The standard approach of the various authors of books on Japanese gardens is to describe the historical development of gardens in Japan, then to illustrate the different styles and elements of traditional Japanese gardens. In more recent times, some authors have also featured designs of a few Japanese style gardens outside of Japan.
This publication by the Japanese Garden Society is different; it contains no references to historical gardens but instead demonstrates by example how the elusive principles of the Japanese tradition can be employed in a western setting. It is simply a selection of designs by Maureen Busby, an acclaimed designer of Japanese style gardens, which were created for her clients, covering a broad range of locations and styles.

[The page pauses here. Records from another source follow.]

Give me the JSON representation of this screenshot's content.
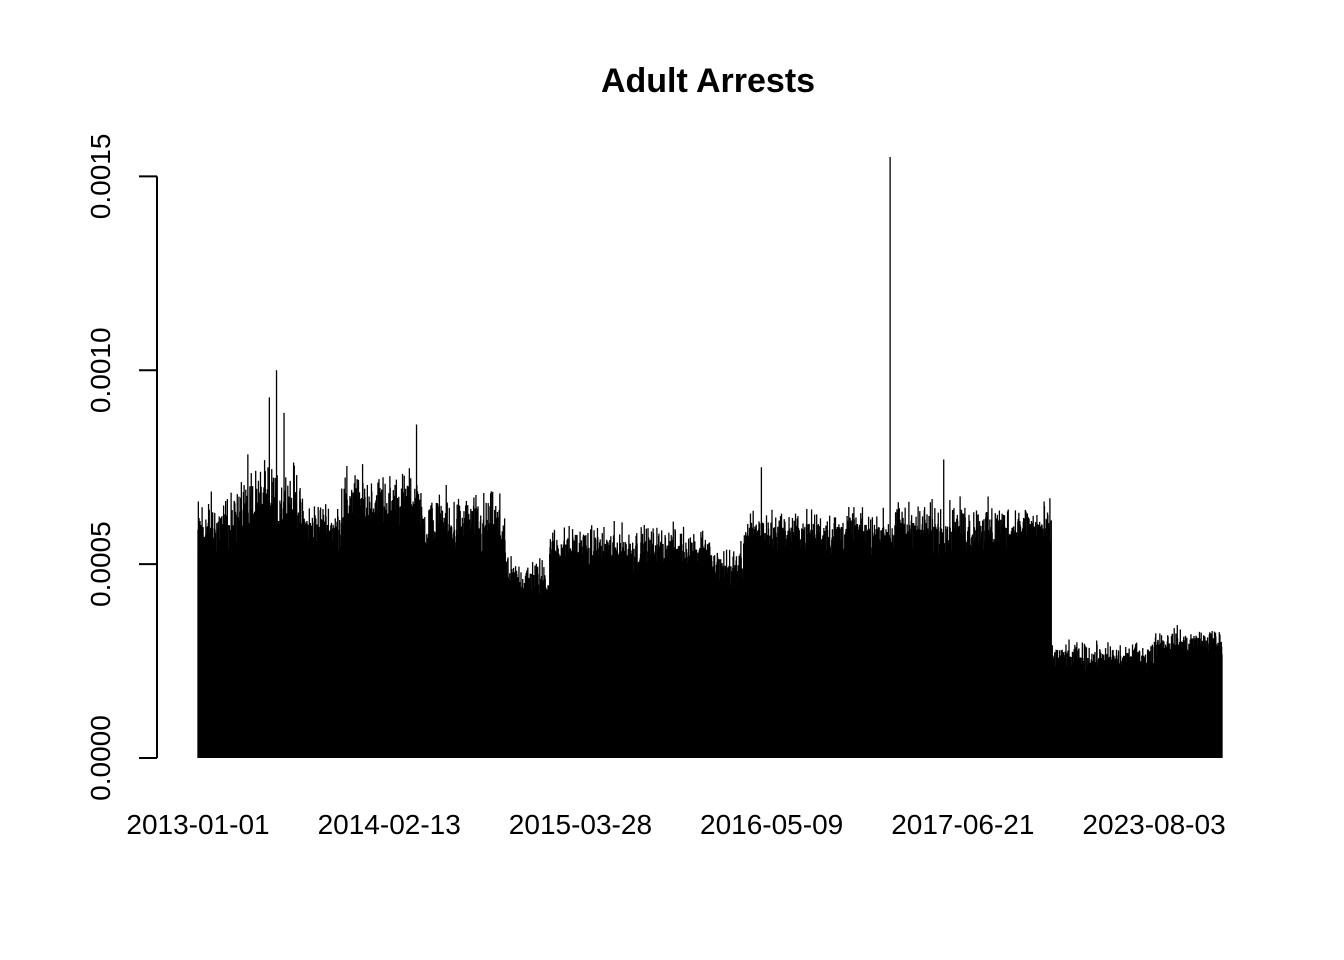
{
  "chart_data": {
    "type": "bar",
    "title": "Adult Arrests",
    "xlabel": "",
    "ylabel": "",
    "ylim": [
      0,
      0.00155
    ],
    "y_ticks": [
      {
        "value": 0,
        "label": "0.0000"
      },
      {
        "value": 0.0005,
        "label": "0.0005"
      },
      {
        "value": 0.001,
        "label": "0.0010"
      },
      {
        "value": 0.0015,
        "label": "0.0015"
      }
    ],
    "x_tick_labels": [
      "2013-01-01",
      "2014-02-13",
      "2015-03-28",
      "2016-05-09",
      "2017-06-21",
      "2023-08-03"
    ],
    "x_tick_positions": [
      0,
      560,
      1120,
      1680,
      2240,
      2800
    ],
    "n_bars": 3000,
    "grid": false,
    "legend": "none",
    "bar_color": "#000000",
    "segments": [
      {
        "start": 0,
        "end": 120,
        "level": 0.00058,
        "spread": 9e-05
      },
      {
        "start": 120,
        "end": 300,
        "level": 0.00064,
        "spread": 0.0001
      },
      {
        "start": 300,
        "end": 420,
        "level": 0.00058,
        "spread": 8e-05
      },
      {
        "start": 420,
        "end": 650,
        "level": 0.00064,
        "spread": 9e-05
      },
      {
        "start": 650,
        "end": 900,
        "level": 0.00058,
        "spread": 9e-05
      },
      {
        "start": 900,
        "end": 1030,
        "level": 0.00045,
        "spread": 6e-05
      },
      {
        "start": 1030,
        "end": 1500,
        "level": 0.00053,
        "spread": 6e-05
      },
      {
        "start": 1500,
        "end": 1600,
        "level": 0.00048,
        "spread": 6e-05
      },
      {
        "start": 1600,
        "end": 2050,
        "level": 0.00057,
        "spread": 6e-05
      },
      {
        "start": 2050,
        "end": 2500,
        "level": 0.00058,
        "spread": 7e-05
      },
      {
        "start": 2500,
        "end": 2800,
        "level": 0.00025,
        "spread": 4e-05
      },
      {
        "start": 2800,
        "end": 3000,
        "level": 0.00029,
        "spread": 4e-05
      }
    ],
    "spikes": [
      {
        "index": 230,
        "value": 0.001
      },
      {
        "index": 209,
        "value": 0.00093
      },
      {
        "index": 252,
        "value": 0.00089
      },
      {
        "index": 640,
        "value": 0.00086
      },
      {
        "index": 2027,
        "value": 0.00155
      },
      {
        "index": 1650,
        "value": 0.00075
      },
      {
        "index": 2184,
        "value": 0.00077
      }
    ]
  }
}
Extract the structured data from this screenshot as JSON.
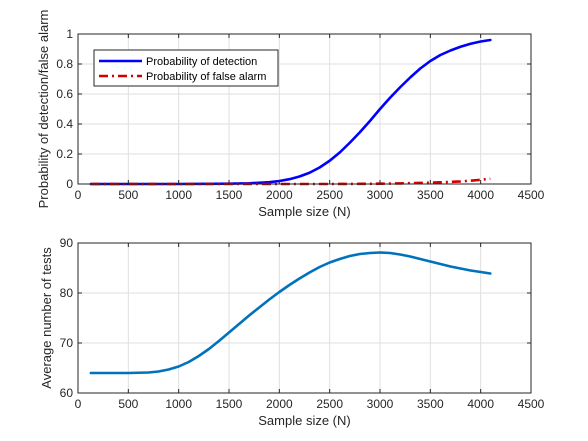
{
  "chart_data": [
    {
      "type": "line",
      "title": "",
      "xlabel": "Sample size (N)",
      "ylabel": "Probability of detection/false alarm",
      "xlim": [
        0,
        4500
      ],
      "ylim": [
        0,
        1
      ],
      "xticks": [
        0,
        500,
        1000,
        1500,
        2000,
        2500,
        3000,
        3500,
        4000,
        4500
      ],
      "yticks": [
        0,
        0.2,
        0.4,
        0.6,
        0.8,
        1
      ],
      "ytick_labels": [
        "0",
        "0.2",
        "0.4",
        "0.6",
        "0.8",
        "1"
      ],
      "grid": true,
      "legend_position": "top-left",
      "series": [
        {
          "name": "Probability of detection",
          "color": "#0000ff",
          "style": "solid",
          "x": [
            128,
            500,
            1000,
            1500,
            1700,
            1900,
            2000,
            2100,
            2200,
            2300,
            2400,
            2500,
            2600,
            2700,
            2800,
            2900,
            3000,
            3100,
            3200,
            3300,
            3400,
            3500,
            3600,
            3700,
            3800,
            3900,
            4000,
            4096
          ],
          "y": [
            0,
            0,
            0,
            0.002,
            0.005,
            0.012,
            0.02,
            0.032,
            0.05,
            0.075,
            0.11,
            0.155,
            0.21,
            0.275,
            0.345,
            0.42,
            0.5,
            0.575,
            0.645,
            0.71,
            0.77,
            0.82,
            0.86,
            0.89,
            0.915,
            0.935,
            0.95,
            0.96
          ]
        },
        {
          "name": "Probability of false alarm",
          "color": "#d40000",
          "style": "dashdot",
          "x": [
            128,
            1000,
            2000,
            2500,
            2800,
            3000,
            3200,
            3400,
            3600,
            3800,
            3900,
            4000,
            4096
          ],
          "y": [
            0,
            0,
            0,
            0,
            0.001,
            0.002,
            0.004,
            0.007,
            0.011,
            0.017,
            0.022,
            0.028,
            0.035
          ]
        }
      ]
    },
    {
      "type": "line",
      "title": "",
      "xlabel": "Sample size (N)",
      "ylabel": "Average number of tests",
      "xlim": [
        0,
        4500
      ],
      "ylim": [
        60,
        90
      ],
      "xticks": [
        0,
        500,
        1000,
        1500,
        2000,
        2500,
        3000,
        3500,
        4000,
        4500
      ],
      "yticks": [
        60,
        70,
        80,
        90
      ],
      "ytick_labels": [
        "60",
        "70",
        "80",
        "90"
      ],
      "grid": true,
      "series": [
        {
          "color": "#0072bd",
          "style": "solid",
          "x": [
            128,
            500,
            700,
            800,
            900,
            1000,
            1100,
            1200,
            1300,
            1400,
            1500,
            1600,
            1700,
            1800,
            1900,
            2000,
            2100,
            2200,
            2300,
            2400,
            2500,
            2600,
            2700,
            2800,
            2900,
            3000,
            3100,
            3200,
            3300,
            3400,
            3500,
            3600,
            3700,
            3800,
            3900,
            4000,
            4096
          ],
          "y": [
            64,
            64,
            64.1,
            64.3,
            64.7,
            65.3,
            66.2,
            67.4,
            68.8,
            70.4,
            72.1,
            73.8,
            75.5,
            77.1,
            78.7,
            80.2,
            81.6,
            82.9,
            84.1,
            85.2,
            86.1,
            86.8,
            87.4,
            87.8,
            88,
            88.1,
            88,
            87.7,
            87.3,
            86.8,
            86.3,
            85.8,
            85.3,
            84.9,
            84.5,
            84.2,
            83.9
          ]
        }
      ]
    }
  ]
}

With a preface by Sir Hugh Cortazzi, Honorary President of the Japanese Garden Society and a forward by Graham Hardman, Chairman of the Society, the book is conveniently divided into six chapters, covering different types of garden. Each garden design featured is approached in the same way. First the ‘Client Brief’ details the client’s wishes. Then the ‘Site Appraisal’ describes the shape, levels and contents of the site and finally, there follows the key part of the design presentation - Maureen’s ‘Interpretation of the Brief’ which describes in a clear and concise way how the design will satisfy the client’s wishes.
In most cases, photographs of the existing site and the completed garden are shown, together with Maureen’s concept plans and drawings. These latter are painted sketches of how the garden will look from the viewing areas previously identified. The sketches are truly works of art in themselves and help to create an overall style which is both informative and unique, giving truth to the saying that a picture is worth a thousand words. Conveniently a plant list accompanies the design details.
Reading how each garden was dealt with and presented makes one realise that Maureen was not just a gifted designer but also she had discovered how to introduce that elusive ‘breeze of feeling’, mentioned in old Japanese writings, into her work. ‘The Japanese Way’ should not be seen as a memorial to Maureen – rather it represents a legacy of her work which it is felt sure will become an important reference book for all those wishing to improve their knowledge, understanding and appreciation of Japanese style gardens.